I’m a little bit disappointed that my patch didn’t work; it cut out a lot of duplicate marking. Because Parrot allows native access to continuations from all languages running on Parrot (if they choose to support it, anyway), contexts form a call graph, and repeatedly marking the same context is possible when traversing the graph during the mark phase. It would be nice to be able to identify contexts marked during the current mark phase so as to avoid re-marking them here. A little bit of caching could save us a tremendous amount of work in long-lived programs with complex graphs. The solution is more than just adding a live flag to the context structure, as those flags need to get cleared during the sweep. (It’s easy to clear live flags when sweeping pools. Walk the pool and test each object for the live flag. If the object is live, clear the flag. Otherwise, put the object back on the free list.)

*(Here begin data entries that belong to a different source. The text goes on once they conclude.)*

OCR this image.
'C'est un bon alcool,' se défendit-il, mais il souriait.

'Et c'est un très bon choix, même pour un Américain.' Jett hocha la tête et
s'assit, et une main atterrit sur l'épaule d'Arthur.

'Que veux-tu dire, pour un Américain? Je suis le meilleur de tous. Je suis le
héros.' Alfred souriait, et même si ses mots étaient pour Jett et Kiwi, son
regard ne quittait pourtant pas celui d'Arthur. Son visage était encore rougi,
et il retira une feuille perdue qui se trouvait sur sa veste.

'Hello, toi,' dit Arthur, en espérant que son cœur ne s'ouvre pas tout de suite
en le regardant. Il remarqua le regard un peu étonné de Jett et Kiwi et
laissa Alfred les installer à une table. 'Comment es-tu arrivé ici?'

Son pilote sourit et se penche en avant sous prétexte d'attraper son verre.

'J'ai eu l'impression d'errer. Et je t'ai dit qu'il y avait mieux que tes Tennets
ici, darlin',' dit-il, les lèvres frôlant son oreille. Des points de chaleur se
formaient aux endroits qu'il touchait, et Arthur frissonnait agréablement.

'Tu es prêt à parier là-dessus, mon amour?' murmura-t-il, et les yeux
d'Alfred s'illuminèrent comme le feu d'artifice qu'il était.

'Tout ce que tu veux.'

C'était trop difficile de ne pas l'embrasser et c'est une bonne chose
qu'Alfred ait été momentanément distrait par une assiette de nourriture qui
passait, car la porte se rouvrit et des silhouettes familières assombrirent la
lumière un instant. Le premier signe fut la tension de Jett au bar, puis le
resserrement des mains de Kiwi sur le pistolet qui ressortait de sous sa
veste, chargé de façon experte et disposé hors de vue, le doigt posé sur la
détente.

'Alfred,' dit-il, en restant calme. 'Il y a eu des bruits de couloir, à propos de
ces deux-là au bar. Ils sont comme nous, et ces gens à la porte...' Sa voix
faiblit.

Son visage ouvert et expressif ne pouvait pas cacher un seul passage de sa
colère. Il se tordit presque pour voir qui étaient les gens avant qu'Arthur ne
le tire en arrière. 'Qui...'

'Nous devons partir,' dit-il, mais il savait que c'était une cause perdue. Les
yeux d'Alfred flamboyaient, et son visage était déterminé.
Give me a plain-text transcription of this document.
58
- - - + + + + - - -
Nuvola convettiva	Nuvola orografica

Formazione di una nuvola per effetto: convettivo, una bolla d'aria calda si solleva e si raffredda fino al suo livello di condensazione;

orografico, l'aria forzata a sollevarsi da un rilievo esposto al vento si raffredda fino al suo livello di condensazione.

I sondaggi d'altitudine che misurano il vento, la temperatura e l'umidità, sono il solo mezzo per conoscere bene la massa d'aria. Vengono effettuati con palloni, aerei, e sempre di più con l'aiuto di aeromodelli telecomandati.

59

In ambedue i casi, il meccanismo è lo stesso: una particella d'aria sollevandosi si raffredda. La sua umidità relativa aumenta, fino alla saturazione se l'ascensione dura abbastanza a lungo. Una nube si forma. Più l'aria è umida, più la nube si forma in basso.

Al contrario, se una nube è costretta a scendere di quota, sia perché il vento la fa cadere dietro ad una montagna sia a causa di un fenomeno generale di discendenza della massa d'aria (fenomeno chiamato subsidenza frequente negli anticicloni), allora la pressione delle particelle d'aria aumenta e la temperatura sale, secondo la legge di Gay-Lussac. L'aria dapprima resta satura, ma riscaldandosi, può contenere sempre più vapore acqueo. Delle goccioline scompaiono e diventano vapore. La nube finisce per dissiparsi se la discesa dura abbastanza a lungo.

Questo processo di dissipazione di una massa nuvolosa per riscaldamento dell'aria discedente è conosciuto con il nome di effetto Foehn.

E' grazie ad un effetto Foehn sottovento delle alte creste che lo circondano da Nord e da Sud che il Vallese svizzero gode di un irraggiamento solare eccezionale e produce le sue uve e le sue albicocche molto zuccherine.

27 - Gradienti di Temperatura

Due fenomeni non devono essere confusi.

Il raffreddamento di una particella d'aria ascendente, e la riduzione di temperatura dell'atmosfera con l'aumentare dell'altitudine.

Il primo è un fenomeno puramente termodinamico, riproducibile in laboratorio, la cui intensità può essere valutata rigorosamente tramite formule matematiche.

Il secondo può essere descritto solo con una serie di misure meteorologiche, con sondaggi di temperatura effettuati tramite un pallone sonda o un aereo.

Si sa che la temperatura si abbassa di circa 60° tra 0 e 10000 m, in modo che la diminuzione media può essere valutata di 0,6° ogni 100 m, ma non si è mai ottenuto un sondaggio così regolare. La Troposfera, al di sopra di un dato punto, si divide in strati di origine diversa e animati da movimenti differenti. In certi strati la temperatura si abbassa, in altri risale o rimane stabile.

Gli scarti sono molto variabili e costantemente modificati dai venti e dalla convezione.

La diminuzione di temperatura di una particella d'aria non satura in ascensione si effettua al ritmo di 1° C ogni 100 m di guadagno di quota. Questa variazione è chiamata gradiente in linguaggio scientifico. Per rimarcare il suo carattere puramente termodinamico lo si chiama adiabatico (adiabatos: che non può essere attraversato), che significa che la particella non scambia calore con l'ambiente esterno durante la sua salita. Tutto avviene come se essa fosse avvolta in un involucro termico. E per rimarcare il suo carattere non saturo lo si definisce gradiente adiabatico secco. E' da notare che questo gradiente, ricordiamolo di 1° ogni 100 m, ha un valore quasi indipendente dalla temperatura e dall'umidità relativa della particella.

My disappointment runs shallow, however. When I first tested this patch, I ran the full test suite and nothing appeared extraordinary. I ran the PMC tests (t/pmc/*.t) under the GC debugging core and started to see unexpected failures. Even though the patch turned out to be faulty, the new runcore helped me see and diagnose the problem without exposing the problem to language implementors on other platforms. I had hoped that the problem would be elsewhere, but it’s clear that there’s a better solution elsewhere.

Preventing developers from checking in bugs is a tremendous benefit, and I learned something important in the process. That’s definitely progress.